Current BOM is as follows:
- Printed Items
1.1 (10) 90 deg Threaded Rod Connectors
1.2 (2) Eyehole Threaded Rod Connectors
1.3 (1) AOI Arm
1.4 (1) Right AOI ARM
1.5 (1) "ThreadRod_Connect_90deg_0_25in-20-SmoothRodModFront-v2.stl"
1.6 (2) "Spacer_Plates"
1.7 (1) "Optics_Mounts_Photocell"
1.8 (2) "Polarizer_Mounts_Laser_v2", (http://www.thingiverse.com/thing:98556)
1.9 (2) Rotatable Polarizer Mount Assemblies (http://www.thingiverse.com/thing:98556).
- Non-Printed Items
2.1 (1) Protractor
2.2 (13?) 1/4-20 Threaded Rods
2.3 (25) 1/4-20 Hex Nuts
2.4 (10) M3-0.5x16MM Socket Cap Screws
2.5 (8) M3-0.5 Nuts
2.6 (1) Laser Module (http://www.scientificsonline.com/diy-red-laser-pointer.html)
2.7 (2) Polarizing Filters (http://www.sciplus.com/p/POLARIZING-FILTER-IN-REMOVABLE-MOUNT_48927)
2.8 (1) CdS PhotoCell (Radio Shack?)
2.9 (1) Multimeter that measures resistance
2.10 (1) Circular Polarizing Filter (http://www.amazon.com/Tiffen-46CP-46mm-Circular-Polarizer/dp/B00004ZC8Y/ref=sr_1_31?s=electronics&ie=UTF8&qid=1371667297&sr=1-31&keywords=circular+polarizing+filter).
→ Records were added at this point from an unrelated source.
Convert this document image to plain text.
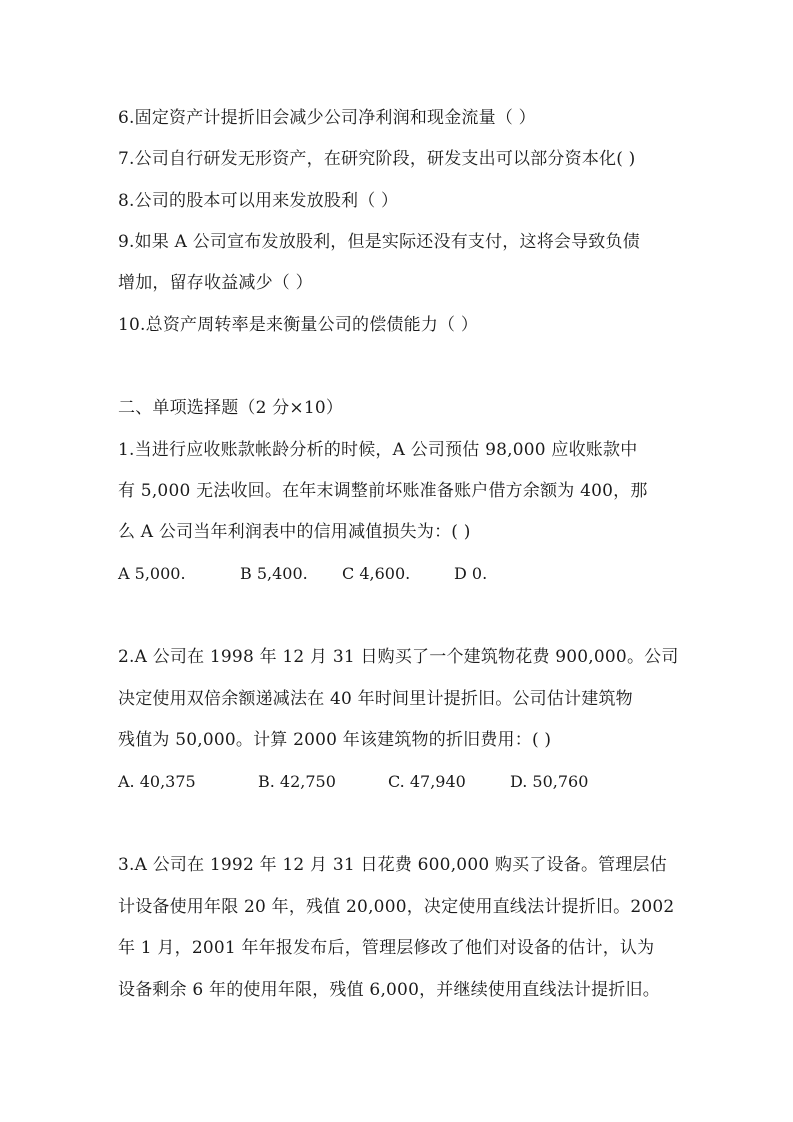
6.固定资产计提折旧会减少公司净利润和现金流量（ ）
7.公司自行研发无形资产，在研究阶段，研发支出可以部分资本化( )
8.公司的股本可以用来发放股利（ ）
9.如果 A 公司宣布发放股利，但是实际还没有支付，这将会导致负债
增加，留存收益减少（ ）
10.总资产周转率是来衡量公司的偿债能力（ ）
二、单项选择题（2 分×10）
1.当进行应收账款帐龄分析的时候，A 公司预估 98,000 应收账款中
有 5,000 无法收回。在年末调整前坏账准备账户借方余额为 400，那
么 A 公司当年利润表中的信用减值损失为：( )
A 5,000.	B 5,400. C 4,600.	D 0.
2.A 公司在 1998 年 12 月 31 日购买了一个建筑物花费 900,000。公司
决定使用双倍余额递减法在 40 年时间里计提折旧。公司估计建筑物
残值为 50,000。计算 2000 年该建筑物的折旧费用：( )
A. 40,375	B. 42,750	C. 47,940	D. 50,760
3.A 公司在 1992 年 12 月 31 日花费 600,000 购买了设备。管理层估
计设备使用年限 20 年，残值 20,000，决定使用直线法计提折旧。2002
年 1 月，2001 年年报发布后，管理层修改了他们对设备的估计，认为
设备剩余 6 年的使用年限，残值 6,000，并继续使用直线法计提折旧。
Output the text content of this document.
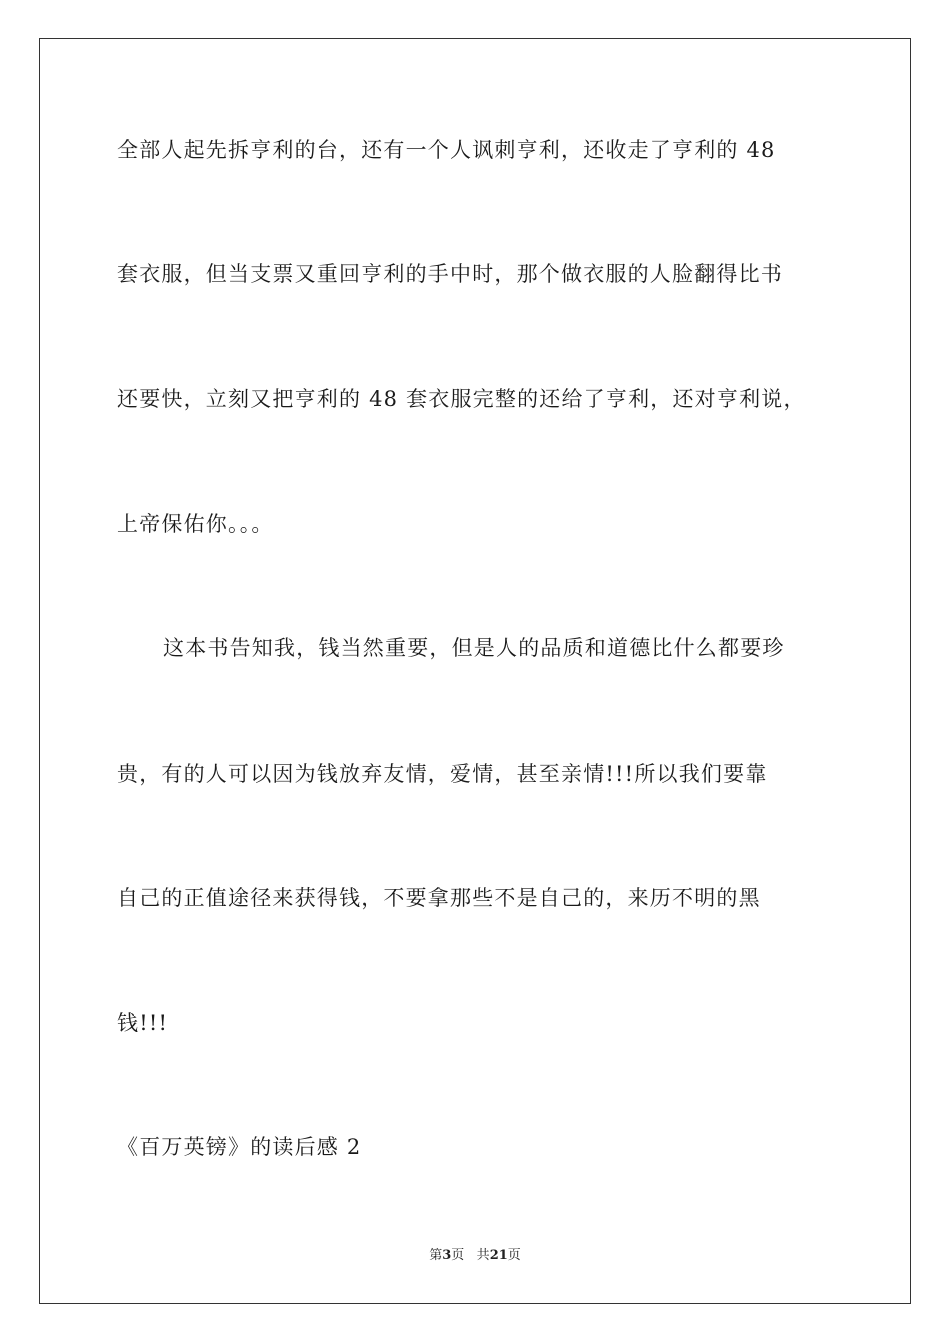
全部人起先拆亨利的台，还有一个人讽刺亨利，还收走了亨利的 48
套衣服，但当支票又重回亨利的手中时，那个做衣服的人脸翻得比书
还要快，立刻又把亨利的 48 套衣服完整的还给了亨利，还对亨利说，
上帝保佑你。。。
这本书告知我，钱当然重要，但是人的品质和道德比什么都要珍
贵，有的人可以因为钱放弃友情，爱情，甚至亲情!!!所以我们要靠
自己的正值途径来获得钱，不要拿那些不是自己的，来历不明的黑
钱!!!
《百万英镑》的读后感 2
第3页 共21页
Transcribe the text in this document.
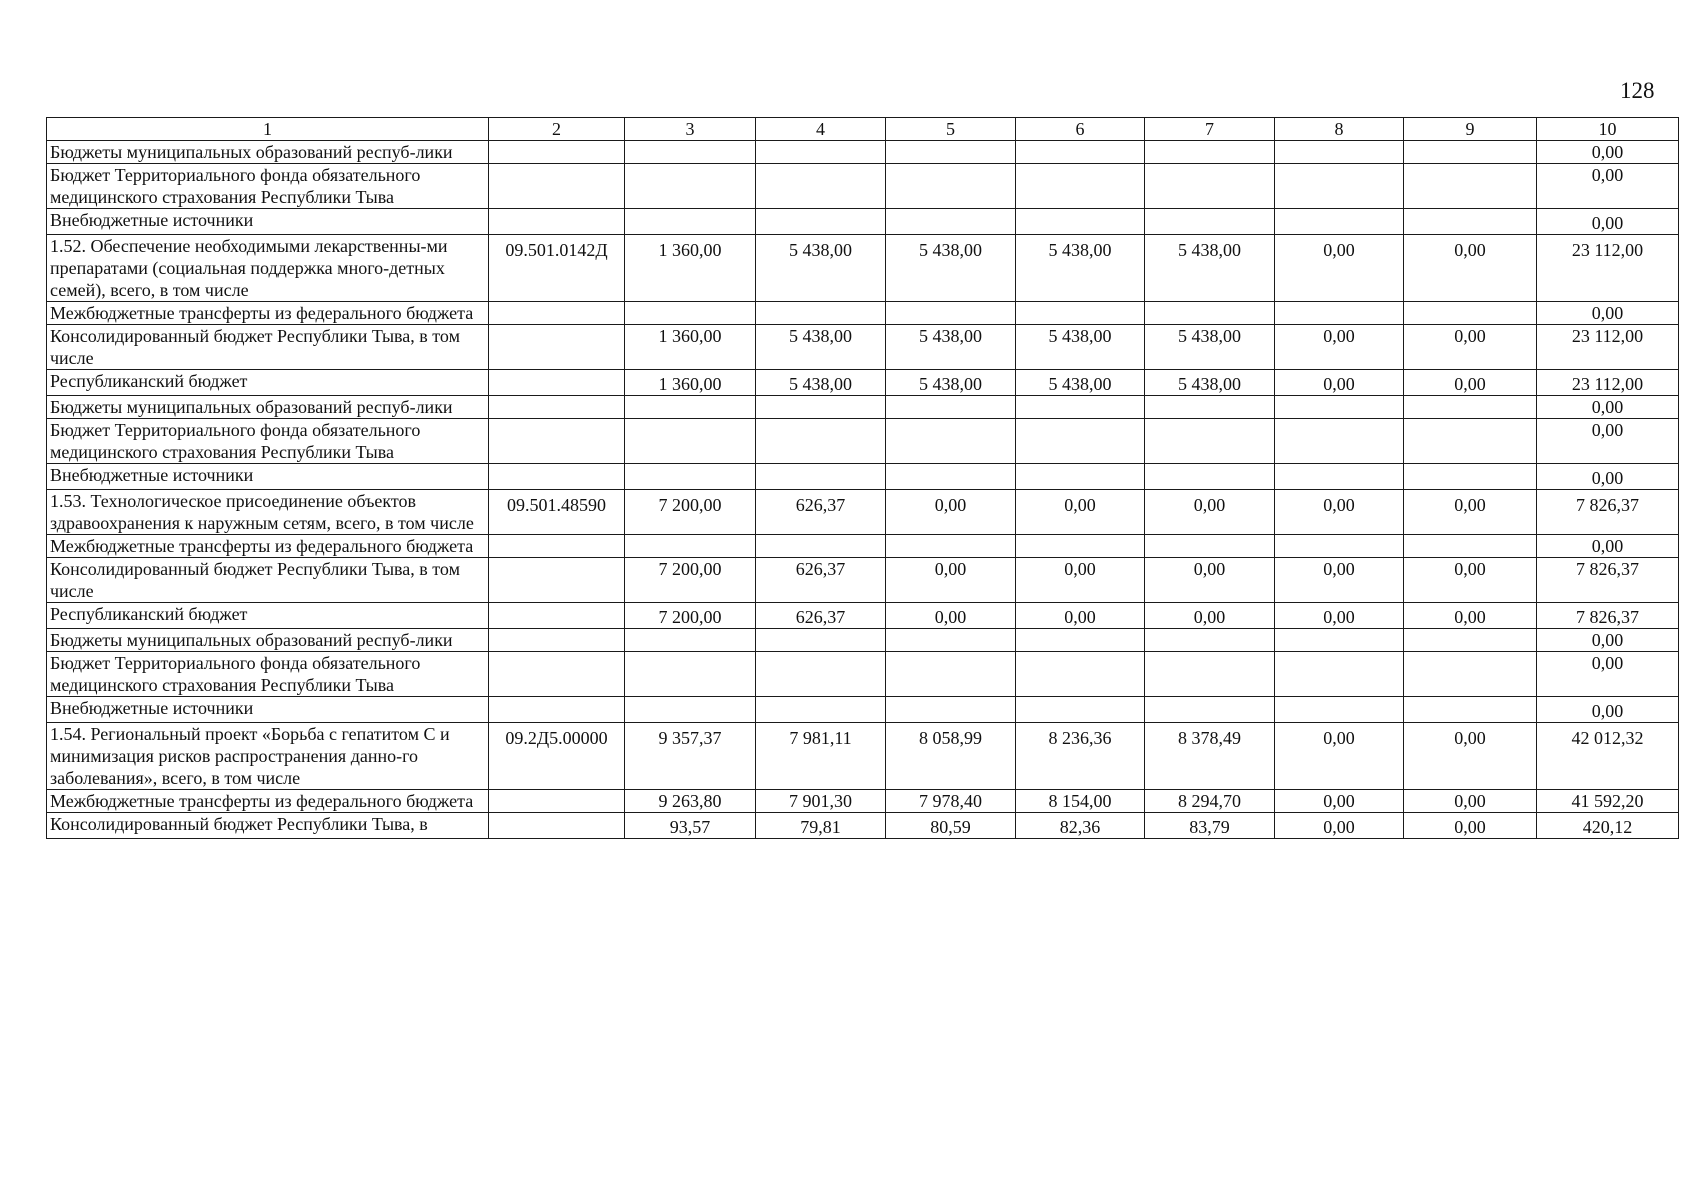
128
1	2	3	4	5	6	7	8	9	10
Бюджеты муниципальных образований респуб-лики									0,00
Бюджет Территориального фонда обязательного медицинского страхования Республики Тыва									0,00
Внебюджетные источники									0,00
1.52. Обеспечение необходимыми лекарственны-ми препаратами (социальная поддержка много-детных семей), всего, в том числе	09.501.0142Д	1 360,00	5 438,00	5 438,00	5 438,00	5 438,00	0,00	0,00	23 112,00
Межбюджетные трансферты из федерального бюджета									0,00
Консолидированный бюджет Республики Тыва, в том числе		1 360,00	5 438,00	5 438,00	5 438,00	5 438,00	0,00	0,00	23 112,00
Республиканский бюджет		1 360,00	5 438,00	5 438,00	5 438,00	5 438,00	0,00	0,00	23 112,00
Бюджеты муниципальных образований респуб-лики									0,00
Бюджет Территориального фонда обязательного медицинского страхования Республики Тыва									0,00
Внебюджетные источники									0,00
1.53. Технологическое присоединение объектов здравоохранения к наружным сетям, всего, в том числе	09.501.48590	7 200,00	626,37	0,00	0,00	0,00	0,00	0,00	7 826,37
Межбюджетные трансферты из федерального бюджета									0,00
Консолидированный бюджет Республики Тыва, в том числе		7 200,00	626,37	0,00	0,00	0,00	0,00	0,00	7 826,37
Республиканский бюджет		7 200,00	626,37	0,00	0,00	0,00	0,00	0,00	7 826,37
Бюджеты муниципальных образований респуб-лики									0,00
Бюджет Территориального фонда обязательного медицинского страхования Республики Тыва									0,00
Внебюджетные источники									0,00
1.54. Региональный проект «Борьба с гепатитом С и минимизация рисков распространения данно-го заболевания», всего, в том числе	09.2Д5.00000	9 357,37	7 981,11	8 058,99	8 236,36	8 378,49	0,00	0,00	42 012,32
Межбюджетные трансферты из федерального бюджета		9 263,80	7 901,30	7 978,40	8 154,00	8 294,70	0,00	0,00	41 592,20
Консолидированный бюджет Республики Тыва, в		93,57	79,81	80,59	82,36	83,79	0,00	0,00	420,12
This should fill the role of a quarter wave plate compensator
There will also be various tools and craft implements you will need to use.
- Notes on data analysis
5.1.1 A User's Guide to Ellipsometry by Harland G. Tompkins (available on Amazon).
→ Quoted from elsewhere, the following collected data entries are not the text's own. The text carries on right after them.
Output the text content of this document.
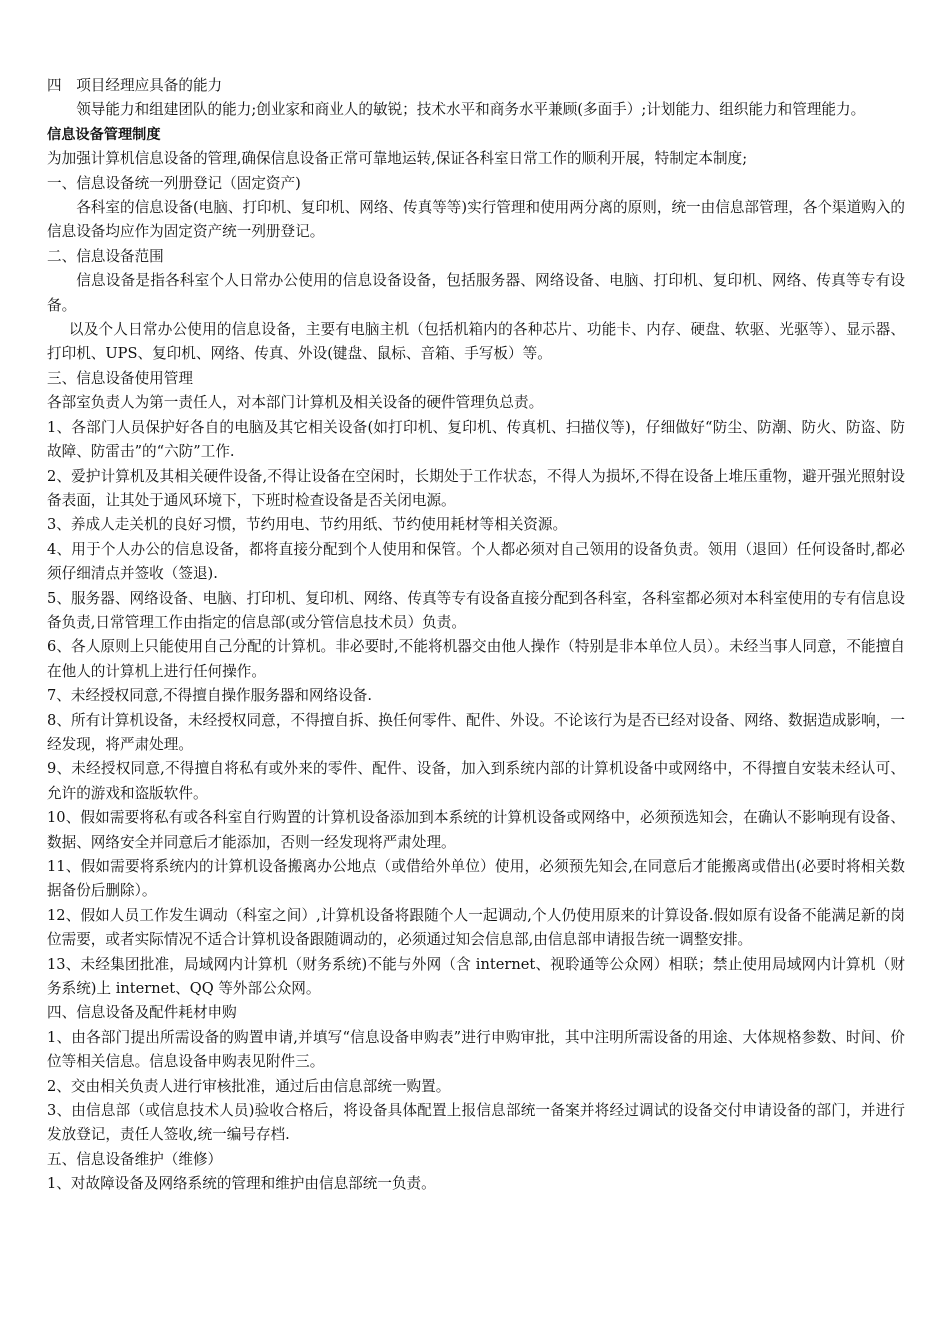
四　项目经理应具备的能力

领导能力和组建团队的能力;创业家和商业人的敏锐；技术水平和商务水平兼顾(多面手）;计划能力、组织能力和管理能力。

信息设备管理制度

为加强计算机信息设备的管理,确保信息设备正常可靠地运转,保证各科室日常工作的顺利开展，特制定本制度;

一、信息设备统一列册登记（固定资产)

各科室的信息设备(电脑、打印机、复印机、网络、传真等等)实行管理和使用两分离的原则，统一由信息部管理，各个渠道购入的信息设备均应作为固定资产统一列册登记。

二、信息设备范围

信息设备是指各科室个人日常办公使用的信息设备设备，包括服务器、网络设备、电脑、打印机、复印机、网络、传真等专有设备。

以及个人日常办公使用的信息设备，主要有电脑主机（包括机箱内的各种芯片、功能卡、内存、硬盘、软驱、光驱等）、显示器、打印机、UPS、复印机、网络、传真、外设(键盘、鼠标、音箱、手写板）等。

三、信息设备使用管理

各部室负责人为第一责任人，对本部门计算机及相关设备的硬件管理负总责。

1、各部门人员保护好各自的电脑及其它相关设备(如打印机、复印机、传真机、扫描仪等)，仔细做好“防尘、防潮、防火、防盗、防故障、防雷击”的“六防”工作.

2、爱护计算机及其相关硬件设备,不得让设备在空闲时，长期处于工作状态，不得人为损坏,不得在设备上堆压重物，避开强光照射设备表面，让其处于通风环境下，下班时检查设备是否关闭电源。

3、养成人走关机的良好习惯，节约用电、节约用纸、节约使用耗材等相关资源。

4、用于个人办公的信息设备，都将直接分配到个人使用和保管。个人都必须对自己领用的设备负责。领用（退回）任何设备时,都必须仔细清点并签收（签退).

5、服务器、网络设备、电脑、打印机、复印机、网络、传真等专有设备直接分配到各科室，各科室都必须对本科室使用的专有信息设备负责,日常管理工作由指定的信息部(或分管信息技术员）负责。

6、各人原则上只能使用自己分配的计算机。非必要时,不能将机器交由他人操作（特别是非本单位人员）。未经当事人同意，不能擅自在他人的计算机上进行任何操作。

7、未经授权同意,不得擅自操作服务器和网络设备.

8、所有计算机设备，未经授权同意，不得擅自拆、换任何零件、配件、外设。不论该行为是否已经对设备、网络、数据造成影响，一经发现，将严肃处理。

9、未经授权同意,不得擅自将私有或外来的零件、配件、设备，加入到系统内部的计算机设备中或网络中，不得擅自安装未经认可、允许的游戏和盗版软件。

10、假如需要将私有或各科室自行购置的计算机设备添加到本系统的计算机设备或网络中，必须预选知会，在确认不影响现有设备、数据、网络安全并同意后才能添加，否则一经发现将严肃处理。

11、假如需要将系统内的计算机设备搬离办公地点（或借给外单位）使用，必须预先知会,在同意后才能搬离或借出(必要时将相关数据备份后删除）。

12、假如人员工作发生调动（科室之间）,计算机设备将跟随个人一起调动,个人仍使用原来的计算设备.假如原有设备不能满足新的岗位需要，或者实际情况不适合计算机设备跟随调动的，必须通过知会信息部,由信息部申请报告统一调整安排。

13、未经集团批准，局域网内计算机（财务系统)不能与外网（含 internet、视聆通等公众网）相联；禁止使用局域网内计算机（财务系统)上 internet、QQ 等外部公众网。

四、信息设备及配件耗材申购

1、由各部门提出所需设备的购置申请,并填写“信息设备申购表”进行申购审批，其中注明所需设备的用途、大体规格参数、时间、价位等相关信息。信息设备申购表见附件三。

2、交由相关负责人进行审核批准，通过后由信息部统一购置。

3、由信息部（或信息技术人员)验收合格后，将设备具体配置上报信息部统一备案并将经过调试的设备交付申请设备的部门，并进行发放登记，责任人签收,统一编号存档.

五、信息设备维护（维修）

1、对故障设备及网络系统的管理和维护由信息部统一负责。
5.1.2 The Measurement, Instrumentation and Sensors Handbook (Electrical Engineering Handbook-CRC), 2 volume set by John G. Webster (Dec 29, 1998)-available on Amazon
* Update 06/20/13 **
Added an extra optic mount on left and right Angle Of Incidence arms to allow for mounting a circular polarizer on either side (depending on the desired configuration). This is to allow for a null ellipsometer configuration.
* Update 06/28/13 **
2nd mechanical mock-up (had to reverse the order of the stack and place the sample behind the main axis), and first light-up test to make sure the laser module works. I decided to switch back to a Stokes polarimeter configuration (Polarizer-Sample-Analyzer). This will require only 4 intensity measurements (0, 90, and +/-45 degrees analyzer rotation only) to solve for Psi/Del.
* Update 07/03/13 **
-Reworked the mechanical stack to hopefully minimize parallax error in measuring AOI. A picture of this mock-up was uploaded. I should probably add more supports to make frame more rigid.
-Completed 1st draft of polarizer calibration procedure. Uploaded pdf print of this.
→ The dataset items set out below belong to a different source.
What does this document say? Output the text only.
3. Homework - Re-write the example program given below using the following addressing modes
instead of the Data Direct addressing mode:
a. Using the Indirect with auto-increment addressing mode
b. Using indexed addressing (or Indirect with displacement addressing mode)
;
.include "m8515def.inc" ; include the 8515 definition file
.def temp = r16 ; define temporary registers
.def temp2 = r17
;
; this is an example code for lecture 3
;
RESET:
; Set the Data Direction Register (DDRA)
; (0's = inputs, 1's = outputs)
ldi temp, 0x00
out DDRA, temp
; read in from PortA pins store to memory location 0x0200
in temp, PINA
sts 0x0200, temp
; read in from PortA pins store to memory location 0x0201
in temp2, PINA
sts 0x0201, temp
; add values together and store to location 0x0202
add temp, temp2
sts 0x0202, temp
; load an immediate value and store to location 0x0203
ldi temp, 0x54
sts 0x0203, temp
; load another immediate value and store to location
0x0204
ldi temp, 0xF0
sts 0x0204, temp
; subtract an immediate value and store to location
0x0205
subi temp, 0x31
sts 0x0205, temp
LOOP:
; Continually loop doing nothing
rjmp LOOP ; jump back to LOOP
-Completed 1st draft data sheet for collecting relative intensity measurements that will produce Psi/Del data. Started work on theoretical filmstack sheet (starting with bare substrate) to convert known dispersion to a theoretical Psi/Del trajectory (versus variation in AOI) which measured results can be regressed to.
* Update 07/12/13 **
Took some time out from hardware development to work on some theory. Attached is an updated data spreadsheet that also contains a single-layer Psi/Del model that will allow the user to manually regress their measured results (to minimize the various error measures shown in the sheet) to determine the film optical properties. The data sheet shows SiO2 with no film since I plan next to perform the polarizer calibrations on a glass slide with a black backing (to prevent backside reflections).
Started work again after a significant hiatus (sorry, I have been a little busy). As you can see from the latest picture, the appartus has undegone some evolution that I still need to document. Started Polarizer, "A", calibration. Still need to do Polarizer "B" before I can start 1st real data collection for analysis.
Posted my first test data using a (not clean) microscope coverslip. The data curves appeared similar for +45 degree polarizer position (less so for -45 degrees polarizer position). From this 1st data set, there appears to be significant sources of error and need to better test repeatability (manual data collection is time comsuming). Posted a screen shot of the data compared to model with y-axis shifting (add or subtract) to Psi and Del values to minimize error to model and x-axis shifting to compensate for AOI measurement errors.